Like an old friend at Gallery 44 places a strong emphasis on the concept of image making, and the ways in which humans and images – and the traces that they leave – can serve to define a place. This exciting exhibition, which contains works by the Toronto-based collective composed of Parastoo Anoushahpour, Faraz Anoushahpour and Ryan Ferko, along with independent artists Gabrielle L’Hirondelle Hill and Nicole Kelly Westman, seeks to reveal the intimate relationships of power that exist between people and the places that they inhabit.
The title of the exhibition is taken from one of Westman’s works, which is composed of a large veneer case covering a lightbox that reads, “it smells like sage in here like an old friend.” As explained by Leila Timmins in her essay on the show, this sentence is taken from a misquoted conversation between friends, which as been then further misconstrued by translation. This separation or slippage between language and image characterizes Westman’s work and serves to underline the persistence of human presence, even when humans are visually absent from the work.
Even the title of her video installation “Rose, Dear” is a play on the hamlet of Rosedeer (known today as Wayne), which exists now as a ghost town in Alberta’s badlands. While it is now deserted, Rosedeer once served as a haven for coalmine workers and their families before the collapse of this overtly masculine industry. However, by including only women in this video installation, Westman emphasizes instead the women who lived and died in the service of these male workers. These women lumber slowly through the landscape, echoing the ghosts of those who once inhabited this now abandoned hamlet. These eerie images are also combined with an intriguing projection technique, in which folds and bends serve to create a series of planes that imply a sense of tension between the past and the present. While this renders the video somewhat disorienting, it is nonetheless very sensual and this serves yet again to emphasize the absence of people in places like Rosedeer.
In fact, this sense of tension exists almost everywhere within the exhibition. In “The grass must have been mown” by the Toronto-based collective of Parastoo Anoushahpour, Faraz Anoushahpour and Ryan Ferko, the artists attempt to represent, through a series of video installations, the tension that exists between a customs office and the Mohawk First Nations community on Cornwall Island, Ontario. Using archival footage, the collective shows the ways in which the government has suppressed the mobility rights of the Mohawk while also emphasizing the redundancy of forced surveillance and registration.
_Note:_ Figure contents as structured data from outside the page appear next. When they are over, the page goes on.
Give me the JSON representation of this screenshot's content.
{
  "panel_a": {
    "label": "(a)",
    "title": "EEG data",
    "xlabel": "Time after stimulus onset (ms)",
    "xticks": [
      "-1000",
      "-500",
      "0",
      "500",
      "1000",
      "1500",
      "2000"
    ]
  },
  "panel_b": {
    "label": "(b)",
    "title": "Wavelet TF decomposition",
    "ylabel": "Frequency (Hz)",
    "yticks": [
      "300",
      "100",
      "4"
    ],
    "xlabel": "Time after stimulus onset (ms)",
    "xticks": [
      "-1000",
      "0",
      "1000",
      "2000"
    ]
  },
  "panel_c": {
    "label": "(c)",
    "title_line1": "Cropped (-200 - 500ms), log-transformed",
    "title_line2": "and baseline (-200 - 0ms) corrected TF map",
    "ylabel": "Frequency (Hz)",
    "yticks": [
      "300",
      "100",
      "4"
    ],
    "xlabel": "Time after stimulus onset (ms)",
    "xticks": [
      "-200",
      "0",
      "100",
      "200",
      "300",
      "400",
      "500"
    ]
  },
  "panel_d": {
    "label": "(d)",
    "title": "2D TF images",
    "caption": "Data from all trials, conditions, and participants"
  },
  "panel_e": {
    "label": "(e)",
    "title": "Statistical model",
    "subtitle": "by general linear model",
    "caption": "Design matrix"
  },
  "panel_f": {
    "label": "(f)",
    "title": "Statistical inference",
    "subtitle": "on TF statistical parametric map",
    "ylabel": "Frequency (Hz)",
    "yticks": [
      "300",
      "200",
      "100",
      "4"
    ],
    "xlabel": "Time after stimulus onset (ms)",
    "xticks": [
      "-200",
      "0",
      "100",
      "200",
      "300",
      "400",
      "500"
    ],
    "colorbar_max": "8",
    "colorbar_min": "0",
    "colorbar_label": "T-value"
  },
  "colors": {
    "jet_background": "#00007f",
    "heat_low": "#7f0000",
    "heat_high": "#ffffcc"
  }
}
Through an interesting combination of text, video and re-recording, these three artists show quite vividly how the intimacy between people and places can be distorted and manipulated by power structures.
Finally, the works of Gabrielle L’Hirondelle Hill serve to underline the persistence of human presence in the world, and the ways in which our presence alone can imply a sense of ownership or propriety. Through a series of mixed media and photographic works, Hill masterfully shows how humans are always present, and the ways in which even the most caring gestures can affect a place and its identity. In “Braided Grass,” the artist photographed a small piece of land on which she had gently woven braids into the grass. This act implies a sense of direct intimacy between the artist and the land, while also emphasizing the lack of any real human presence in the photograph. This tension between absence and presence also exists in her series titled “Wastelands,” where objects meant for humans are combined with industrial materials. Through these works, Hill seems to be emphasizing the fact that humans will forever be present, and that our traces will continue to be left on the places that we once gathered in.
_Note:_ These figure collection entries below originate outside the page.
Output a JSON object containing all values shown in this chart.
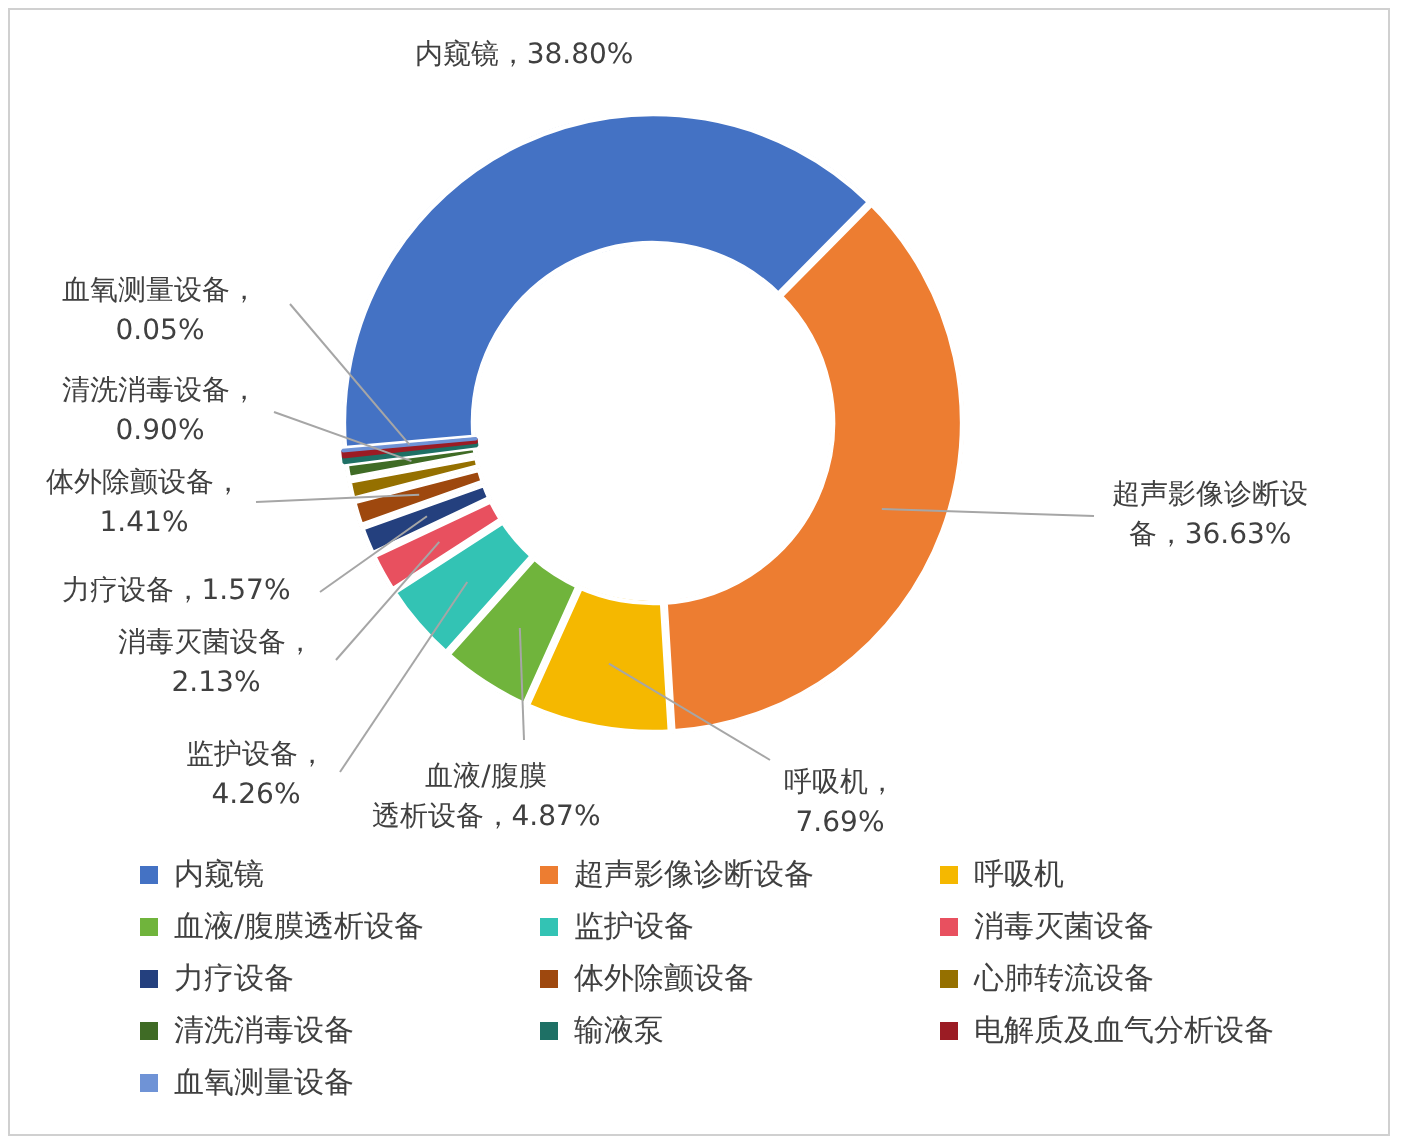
{
  "chart_data": {
    "type": "donut",
    "categories": [
      "内窥镜",
      "超声影像诊断设备",
      "呼吸机",
      "血液/腹膜透析设备",
      "监护设备",
      "消毒灭菌设备",
      "力疗设备",
      "体外除颤设备",
      "心肺转流设备",
      "清洗消毒设备",
      "输液泵",
      "电解质及血气分析设备",
      "血氧测量设备"
    ],
    "values": [
      38.8,
      36.63,
      7.69,
      4.87,
      4.26,
      2.13,
      1.57,
      1.41,
      1.09,
      0.9,
      0.3,
      0.3,
      0.05
    ],
    "colors": [
      "#4472c4",
      "#ed7d31",
      "#f5b800",
      "#70b43c",
      "#33c3b4",
      "#e8505f",
      "#24407e",
      "#9e480e",
      "#957000",
      "#3f6b25",
      "#1e7065",
      "#9b1c24",
      "#6f93d6"
    ],
    "value_labels": [
      "内窥镜，38.80%",
      "超声影像诊断设备，36.63%",
      "呼吸机，7.69%",
      "血液/腹膜透析设备，4.87%",
      "监护设备，4.26%",
      "消毒灭菌设备，2.13%",
      "力疗设备，1.57%",
      "体外除颤设备，1.41%",
      null,
      "清洗消毒设备，0.90%",
      null,
      null,
      "血氧测量设备，0.05%"
    ],
    "legend": "bottom"
  }
}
Gabrielle L’Hirondelle Hill, Braided Grass, 2012, archival inkjet print, 36″ x 24″
Overall this exhibition is one that should not be missed by anyone who is interested in contemporary video installation, and in the ways in which video manipulation can make us question how we interact with our surroundings. Like an old friend is an interesting combination of video, photography and mixed media installation that makes us question our own presence and whether or not it is fleeting or eternal.
*Exhibition information: September 9 – October 15, 2016, Gallery 44, 401 Richmond Street West # 120, Toronto. Gallery hours: Tue – Sat 11 am – 5 pm.